Le simple gribouillage chez le petit enfant, prolongement du geste et son témoin, n'est donc autre que la rencontre du besoin de s'exprimer et de la possibilité de le faire. Cette trace se caractérise par son rythme, par un emplacement particulier sur la feuille, par sa direction, son ampleur, son allure générale. Pendant des semaines, tout se maintient à peu près identique et constitue l'expression d'une personnalité qui s'élabore, se dégage et se différencie du milieu ambiant.

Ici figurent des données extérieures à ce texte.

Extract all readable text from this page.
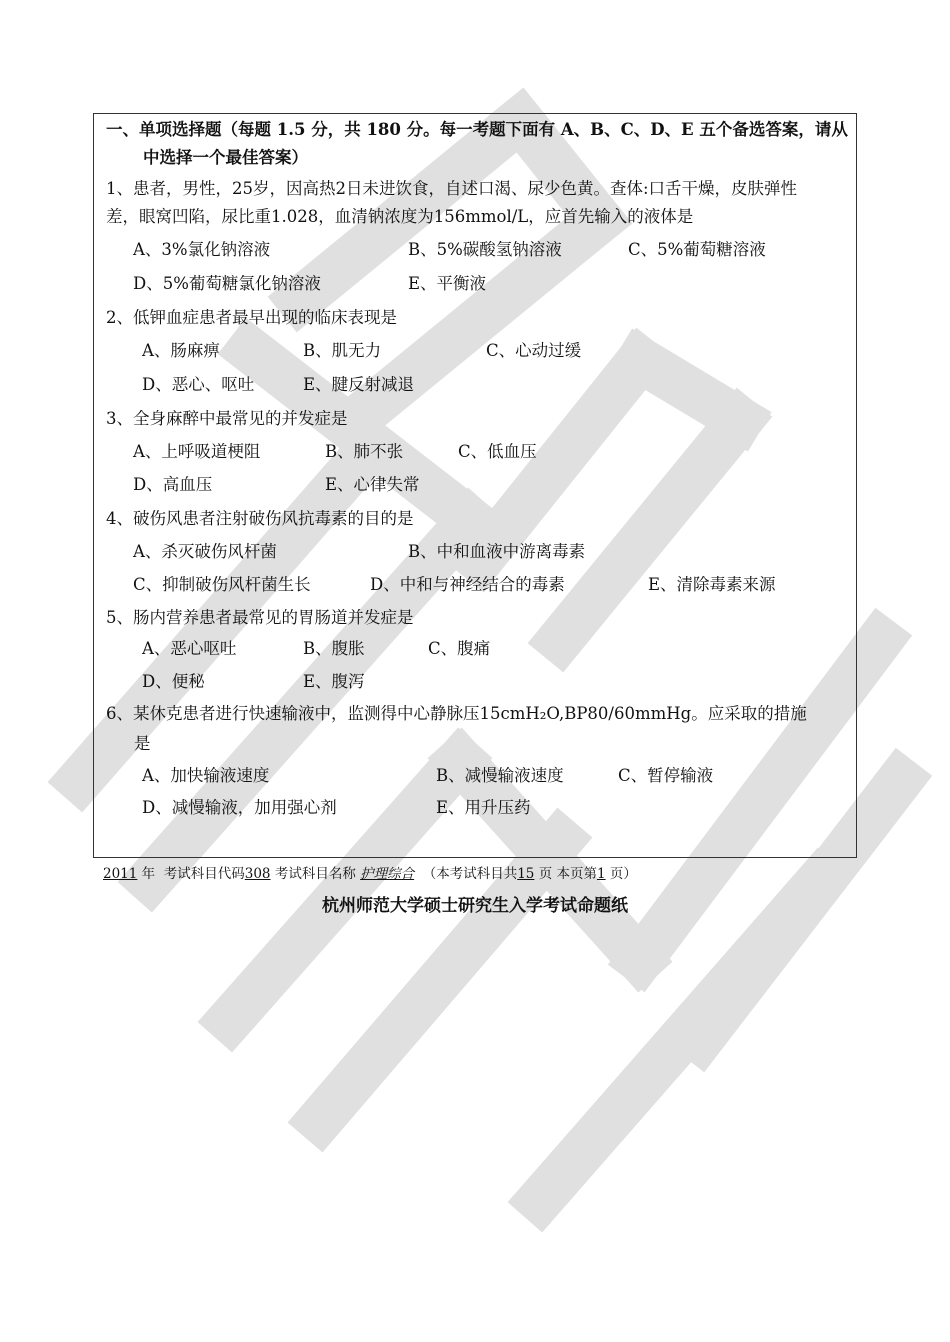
一、单项选择题（每题 1.5 分，共 180 分。每一考题下面有 A、B、C、D、E 五个备选答案，请从
中选择一个最佳答案）
1、患者，男性，25岁，因高热2日未进饮食，自述口渴、尿少色黄。查体:口舌干燥，皮肤弹性
差，眼窝凹陷，尿比重1.028，血清钠浓度为156mmol/L，应首先输入的液体是
A、3%氯化钠溶液	B、5%碳酸氢钠溶液	C、5%葡萄糖溶液
D、5%葡萄糖氯化钠溶液	E、平衡液
2、低钾血症患者最早出现的临床表现是
A、肠麻痹	B、肌无力	C、心动过缓
D、恶心、呕吐	E、腱反射减退
3、全身麻醉中最常见的并发症是
A、上呼吸道梗阻	B、肺不张	C、低血压
D、高血压	E、心律失常
4、破伤风患者注射破伤风抗毒素的目的是
A、杀灭破伤风杆菌	B、中和血液中游离毒素
C、抑制破伤风杆菌生长	D、中和与神经结合的毒素	E、清除毒素来源
5、肠内营养患者最常见的胃肠道并发症是
A、恶心呕吐	B、腹胀	C、腹痛
D、便秘	E、腹泻
6、某休克患者进行快速输液中，监测得中心静脉压15cmH₂O,BP80/60mmHg。应采取的措施
是
A、加快输液速度	B、减慢输液速度	C、暂停输液
D、减慢输液，加用强心剂	E、用升压药
2011 年 考试科目代码308 考试科目名称 护理综合 （本考试科目共15 页 本页第1 页）
杭州师范大学硕士研究生入学考试命题纸
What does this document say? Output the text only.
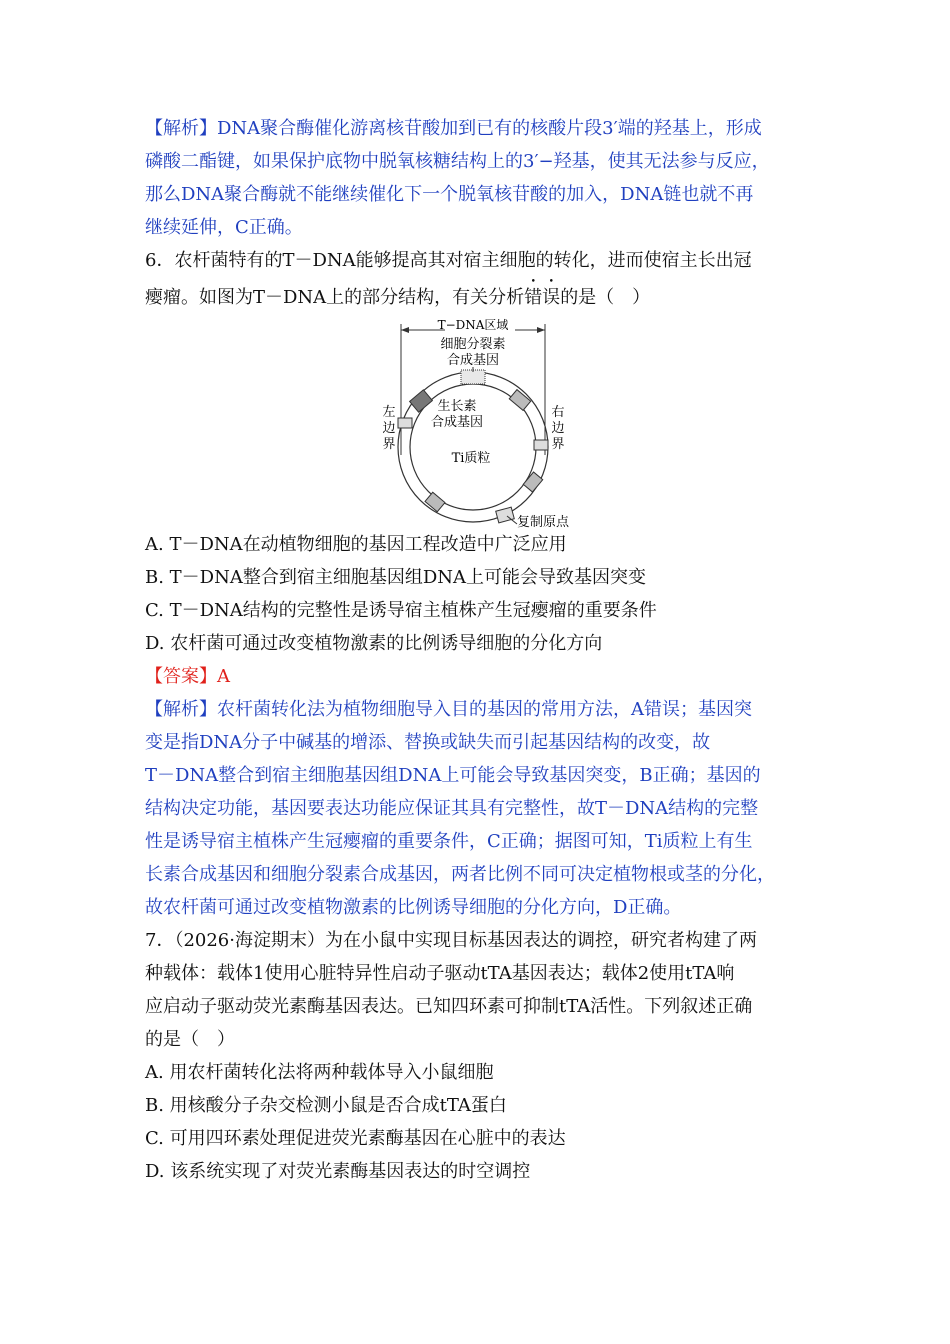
【解析】DNA聚合酶催化游离核苷酸加到已有的核酸片段3′端的羟基上，形成
磷酸二酯键，如果保护底物中脱氧核糖结构上的3′−羟基，使其无法参与反应，
那么DNA聚合酶就不能继续催化下一个脱氧核苷酸的加入，DNA链也就不再
继续延伸，C正确。
6．农杆菌特有的T－DNA能够提高其对宿主细胞的转化，进而使宿主长出冠
瘿瘤。如图为T－DNA上的部分结构，有关分析错误的是（　）
T−DNA区域
细胞分裂素
合成基因
生长素
合成基因
Ti质粒
左
边
界
右
边
界
复制原点
A. T－DNA在动植物细胞的基因工程改造中广泛应用
B. T－DNA整合到宿主细胞基因组DNA上可能会导致基因突变
C. T－DNA结构的完整性是诱导宿主植株产生冠瘿瘤的重要条件
D. 农杆菌可通过改变植物激素的比例诱导细胞的分化方向
【答案】A
【解析】农杆菌转化法为植物细胞导入目的基因的常用方法，A错误；基因突
变是指DNA分子中碱基的增添、替换或缺失而引起基因结构的改变，故
T－DNA整合到宿主细胞基因组DNA上可能会导致基因突变，B正确；基因的
结构决定功能，基因要表达功能应保证其具有完整性，故T－DNA结构的完整
性是诱导宿主植株产生冠瘿瘤的重要条件，C正确；据图可知，Ti质粒上有生
长素合成基因和细胞分裂素合成基因，两者比例不同可决定植物根或茎的分化，
故农杆菌可通过改变植物激素的比例诱导细胞的分化方向，D正确。
7．（2026·海淀期末）为在小鼠中实现目标基因表达的调控，研究者构建了两
种载体：载体1使用心脏特异性启动子驱动tTA基因表达；载体2使用tTA响
应启动子驱动荧光素酶基因表达。已知四环素可抑制tTA活性。下列叙述正确
的是（　）
A. 用农杆菌转化法将两种载体导入小鼠细胞
B. 用核酸分子杂交检测小鼠是否合成tTA蛋白
C. 可用四环素处理促进荧光素酶基因在心脏中的表达
D. 该系统实现了对荧光素酶基因表达的时空调控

Plus tard, le dessin spontané manifeste et révèle l'enfant dans sa personnalité totale, sensibilité profonde, intelligence et action. Tant il est vrai que l'évolution du graphisme libre de l'enfant, du geste à la tache, de la tache au trait, témoigne des lents avatars de l'affectivité, pensée aveugle et immédiate, vers la pensée intellectuelle. Albert Burlond, il convient de le rappeler, voyait dans l'intelligence, un épanouissement de la sensibilité.
Pour Freinet, la loi d'évolution générale veut que l'enfant découvre ses premières réussites, les améliore et s'en rende maître par répétition. Le dessin retrace le même processus : graphisme accepté comme réussi selon l'enfant lui-même et son milieu, répétition mécanique de ce graphisme pour l'intégrer dans l'automatisme, étape nouvelle entreprise à partir de ce palier, nouvelle réussite, nouvelle répétition... (4)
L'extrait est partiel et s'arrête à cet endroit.